Sul Codex Seraphinianus di Luigi Serafini. Che ora diventa un film
“Luigi Serafini, Grand Rectum de l’Université de Foulosophie”: sarà proiettato il 14 e il 17 ottobre al Festival du Nouveau Cinéma di Montréal il lungometraggio di François Gourd e Mélanie Ladouceur sull’artista italiano che ha incantato il mondo con la sua visionaria fantaenciclopedia. Lo abbiamo incontrato per ripercorrere il “Codex” in attesa delle proiezioni.
Domanda surrealista: dopo che lei ha risposto io le dico qual era la domanda. Luigi Serafini (Roma, 1949) è titubante: “Ma nel ‘cadavere squisito’ surrealista non dovresti darmi una traccia?”. Qualche attimo di esitazione, dopo di che la penna dell’artista traccia spedita dieci parole. La grafia incostante e un po’ tremolante fornisce qualche idea sul perché Serafini abbia finito, in una delle sue opere più note a livello internazionale, per inventare una lingua tutta sua. Le lettere della parola ‘blocco’ sono separate l’una dall’altra, quelle della parola ‘psichico’ sono piuttosto intrecciate. Serafini è un cadavere squisito, fa della sua individualità un lavoro di gruppo.
Ad ogni modo: “Un blocco psichico accompagnato da un canto lirico di upupa”. La domanda era: “Che cos’è l’enciclopedia?”. E in effetti l’enciclopedia, tendendo a fissare il sapere di una data epoca, ha un aspetto statico, non fosse altro che per il peso dei volumi dell’Utet. Nell’ansia di imbrigliare il mondo in categorie ri(con)ducendo l’ignoto al già noto, è il blocco psichico di una società (benché la follia della classificazione alfabetica permetta gli incontri più bizzarri, simili a quello di “una macchina per cucire e di un ombrello su un tavolo operatorio”di Lautréamont). “Ci sono più cose in cielo e in terra, Orazio, di quante ne sogni la tua filosofia”, diceva Amleto, ma la moderna enciclopedia non era ancora stata inventata.

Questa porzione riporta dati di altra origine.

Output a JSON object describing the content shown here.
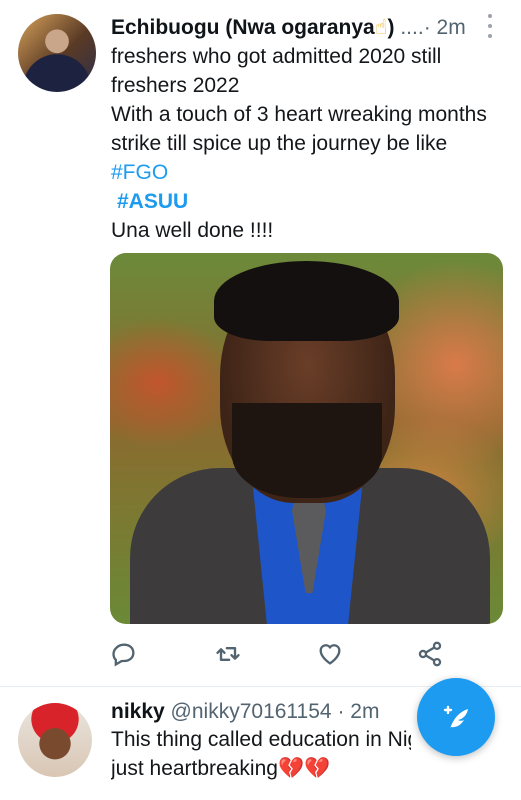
{
  "tweet1": {
    "name": "Echibuogu (Nwa ogaranya",
    "name_emoji": "☝",
    "name_close": ")",
    "handle_trunc": " ....",
    "time": "· 2m",
    "lines": [
      "freshers who got admitted 2020 still",
      "freshers 2022",
      "With a touch of 3 heart wreaking months",
      "strike till spice up the journey be like"
    ],
    "hashtags": [
      "#FGO",
      "#ASUU"
    ],
    "closing": "Una well done !!!!"
  },
  "actions": {
    "reply_icon": "reply-icon",
    "retweet_icon": "retweet-icon",
    "like_icon": "heart-icon",
    "share_icon": "share-icon"
  },
  "tweet2": {
    "name": "nikky",
    "handle": "@nikky70161154",
    "time": "· 2m",
    "line1": "This thing called education in Nig",
    "line2": "just heartbreaking",
    "emojis": "💔💔"
  },
  "fab": {
    "icon": "compose-feather-icon"
  },
  "colors": {
    "accent": "#1d9bf0",
    "text": "#14171a",
    "muted": "#536471"
  }
}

Possiamo immaginare che il canto lirico di upupa d’accompagnamento sia il controcanto di Serafini ai volumoni in questione: l’artista ha realizzato una sua divertente fantaenciclopedia in cui l’accento è posto sull’aspetto dinamico e trasformativo del contenuto, che è tutto un brulicare d’inchiostro e di curiose metamorfosi grafiche. Il Codex Seraphinianus, edito nel 1981 da Franco Maria Ricci, sfugge alle classificazioni. Benché le immagini abbiano il chiaro guizzo surreale, il rigoroso incasellamento enciclopedico le priva persino della familiarità dell’onirico. Non aiutano le didascalie, in una lingua inventata che non traduce alcuna lingua esistente o esistita, benché assolvano alla loro funzione di testi-moniare l’immagine.

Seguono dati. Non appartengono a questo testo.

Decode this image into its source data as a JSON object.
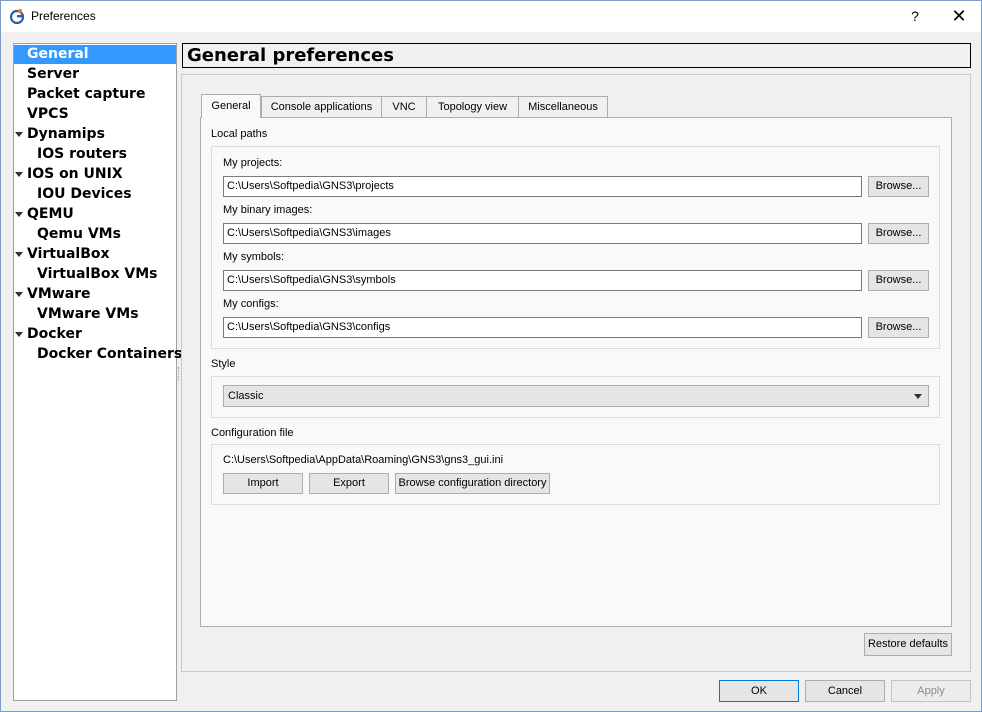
{
  "window": {
    "title": "Preferences",
    "help_glyph": "?",
    "close_glyph": "✕"
  },
  "sidebar": {
    "items": [
      {
        "label": "General",
        "level": 0,
        "expandable": false,
        "selected": true
      },
      {
        "label": "Server",
        "level": 0,
        "expandable": false
      },
      {
        "label": "Packet capture",
        "level": 0,
        "expandable": false
      },
      {
        "label": "VPCS",
        "level": 0,
        "expandable": false
      },
      {
        "label": "Dynamips",
        "level": 0,
        "expandable": true
      },
      {
        "label": "IOS routers",
        "level": 1,
        "expandable": false
      },
      {
        "label": "IOS on UNIX",
        "level": 0,
        "expandable": true
      },
      {
        "label": "IOU Devices",
        "level": 1,
        "expandable": false
      },
      {
        "label": "QEMU",
        "level": 0,
        "expandable": true
      },
      {
        "label": "Qemu VMs",
        "level": 1,
        "expandable": false
      },
      {
        "label": "VirtualBox",
        "level": 0,
        "expandable": true
      },
      {
        "label": "VirtualBox VMs",
        "level": 1,
        "expandable": false
      },
      {
        "label": "VMware",
        "level": 0,
        "expandable": true
      },
      {
        "label": "VMware VMs",
        "level": 1,
        "expandable": false
      },
      {
        "label": "Docker",
        "level": 0,
        "expandable": true
      },
      {
        "label": "Docker Containers",
        "level": 1,
        "expandable": false
      }
    ]
  },
  "panel": {
    "title": "General preferences"
  },
  "tabs": [
    {
      "label": "General",
      "active": true
    },
    {
      "label": "Console applications"
    },
    {
      "label": "VNC"
    },
    {
      "label": "Topology view"
    },
    {
      "label": "Miscellaneous"
    }
  ],
  "local_paths": {
    "group_label": "Local paths",
    "projects_label": "My projects:",
    "projects_value": "C:\\Users\\Softpedia\\GNS3\\projects",
    "images_label": "My binary images:",
    "images_value": "C:\\Users\\Softpedia\\GNS3\\images",
    "symbols_label": "My symbols:",
    "symbols_value": "C:\\Users\\Softpedia\\GNS3\\symbols",
    "configs_label": "My configs:",
    "configs_value": "C:\\Users\\Softpedia\\GNS3\\configs",
    "browse_label": "Browse..."
  },
  "style": {
    "group_label": "Style",
    "selected": "Classic"
  },
  "configuration_file": {
    "group_label": "Configuration file",
    "path": "C:\\Users\\Softpedia\\AppData\\Roaming\\GNS3\\gns3_gui.ini",
    "import_label": "Import",
    "export_label": "Export",
    "browse_dir_label": "Browse configuration directory"
  },
  "footer": {
    "restore_label": "Restore defaults",
    "ok_label": "OK",
    "cancel_label": "Cancel",
    "apply_label": "Apply"
  },
  "colors": {
    "selection": "#3399ff",
    "default_button_border": "#0078d7"
  }
}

Il Codex è stato messo in parallelo con opere di Escher o Hieronymus Bosch e può essere accostato alla scrittura automatica surrealista e al metodo paranoico-critico di Dalí, ma il suo vero precedente è un libro addirittura più misterioso: il manoscritto Voynich, codice illustrato risalente al XV secolo il cui sistema di scrittura non è ancora stato decifrato e le cui immagini rappresentano vegetali ignoti o mai esistiti. Poco meno misterioso il Codex che, se in teoria ha il vantaggio di poter essere raccontato dal suo autore, è frutto di un lavoro “automatico” la cui vera sorgente creativa è da collocarsi, a detta di Serafini, nel gatto che gli faceva compagnia durante la realizzazione (si ritiene che i gatti abbiano un rapporto privilegiato con l’ambito sottile).

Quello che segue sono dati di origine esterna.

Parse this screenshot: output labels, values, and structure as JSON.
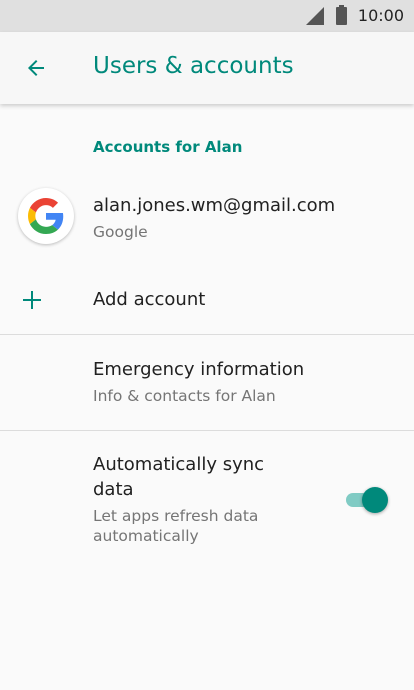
{
  "status_bar": {
    "time": "10:00"
  },
  "app_bar": {
    "title": "Users & accounts",
    "accent": "#00897b"
  },
  "accounts_section": {
    "header": "Accounts for Alan",
    "account": {
      "email": "alan.jones.wm@gmail.com",
      "provider": "Google",
      "icon": "google-icon"
    },
    "add_account_label": "Add account"
  },
  "emergency": {
    "title": "Emergency information",
    "subtitle": "Info & contacts for Alan"
  },
  "sync": {
    "title_line1": "Automatically sync",
    "title_line2": "data",
    "subtitle_line1": "Let apps refresh data",
    "subtitle_line2": "automatically",
    "enabled": true
  }
}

Per quanto riguarda le cause esteriori, l’artista afferma che l’opera è nata sull’onda di un viaggio in California, dove lo aveva contagiato lo spirito comunitario degli hippie: “In Italia volevo fare qualcosa con quello stesso approccio visionario e giocoso, ma che fosse anche facile da far circolare, da diffondere”. Non un’opera da museo, insomma, ma un libro. E se all’epoca ci fossero stati i blog, un blog. Per quanto riguarda le cause profonde, le risposte sono “serafiniane”: dal gatto, all’alimentazione degli studenti, alla salmonella nell’Adriatico, motivo dello sguardo inquietante dei suoi pesci-occhi (“Quindi ‘Codex’ si riferisce alle note capsule di fermenti lattici?”). Ecco un tipico esempio. Domanda: “Nel saggio che le ha dedicato, Italo Calvino nota che tre immagini scatenano maggiormente il suo ‘raptus visionario’: l’arcobaleno, l’uovo e lo scheletro, che vediamo ad esempio in attesa della sua ‘tunica di pelle’. I riferimenti esoterici sono sempre merito del gatto o lei ha una passione/delle conoscenze in merito?”. Risposta: “Più che all’uovo filosofico tendo a pensare alla pasta al tonno, che abbonda nella dieta dei giovani che vivono fuori casa. Anche l’uovo abbonda”.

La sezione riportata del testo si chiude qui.